Verás. Hoy has tomado un montón de decisiones.
Pero no voy a hablar de esas, de las de decidir si saco el perro a pasear, o que espere hasta mediodía. (¡sácale!)
Hay otras decisiones, las trascendentes, las que te llevan a cambiar la vida.
Y nos atascamos en ellas, y nos crean ansiedad y ocupan nuestros pensamientos un montón de tiempo.

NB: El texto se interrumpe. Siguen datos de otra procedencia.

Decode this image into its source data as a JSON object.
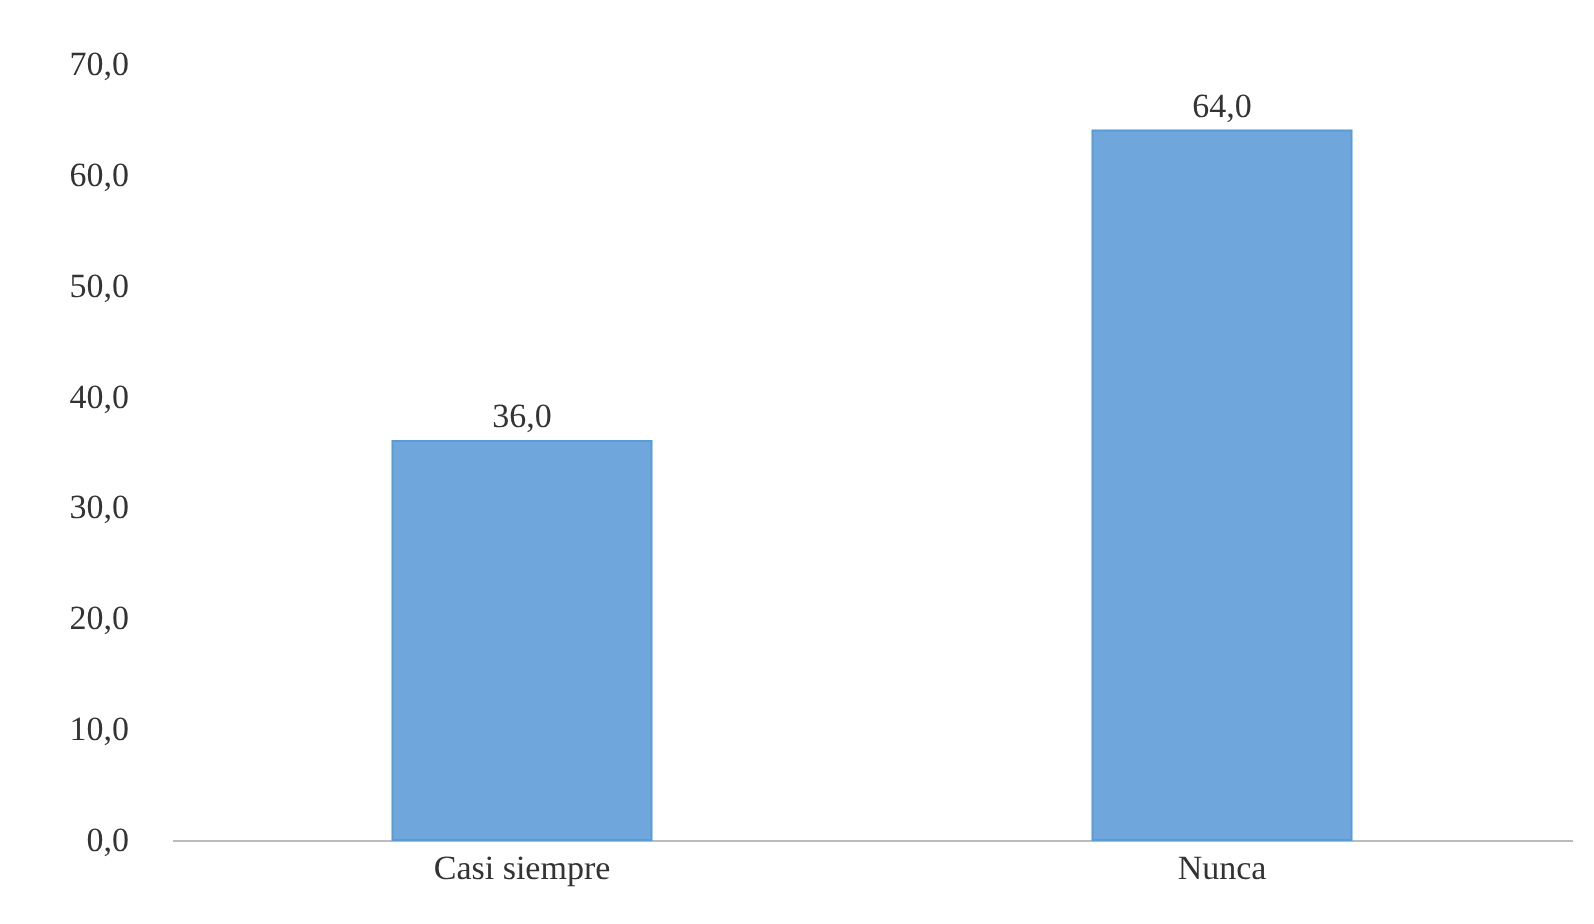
{
  "chart_data": {
    "type": "bar",
    "categories": [
      "Casi siempre",
      "Nunca"
    ],
    "values": [
      36,
      64
    ],
    "value_labels": [
      "36,0",
      "64,0"
    ],
    "color": "#6fa6dc",
    "ylim": [
      0,
      70
    ],
    "yticks": [
      {
        "value": 0,
        "label": "0,0"
      },
      {
        "value": 10,
        "label": "10,0"
      },
      {
        "value": 20,
        "label": "20,0"
      },
      {
        "value": 30,
        "label": "30,0"
      },
      {
        "value": 40,
        "label": "40,0"
      },
      {
        "value": 50,
        "label": "50,0"
      },
      {
        "value": 60,
        "label": "60,0"
      },
      {
        "value": 70,
        "label": "70,0"
      }
    ],
    "grid": false
  }
}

Y ahí veo dos tipos de personas:
Las que toman este tipo de decisiones, pero luego no las llevan a término;
y personas que tienen un gran potencial, pero no toman la decisión.
Todo se puede resumir en un miedo a ganar o a perder.
No tomar decisiones importantes es un problema de no querer comprometerse con la vida.
Una decisión es simplemente soltar algo y coger otro algo con consecuencias que no conocemos y el riesgo de no saber manejarlo.
Todas las decisiones tienen en común tres cosas:
Tener la capacidad real para optar.
Reconocer que siempre hay varias alternativas.
Aceptar las posibles consecuencias que nuestra decisión pueda acarrear.
Es fácil intelectualizar las decisiones y usar la razón.
Pero es la emoción la que puede hacer que la abandones, que te de miedo o que optes por la alternativa menos lógica.
En un primer momento pensamos que las decisiones se basan en qué quiero y cómo lo voy a conseguir…
Sin embargo, las grandes decisiones la pregunta es ¿para qué lo quiero?
El problema es que no se define el qué quiero de una forma concreta y concisa, y no se conecta con el para qué.
Decidir es ir hacia algo.
(escrito y dibujado por un humano)

Sublime!! Y los dibujos la mar de conseguidos!! Qué gustazo de posts!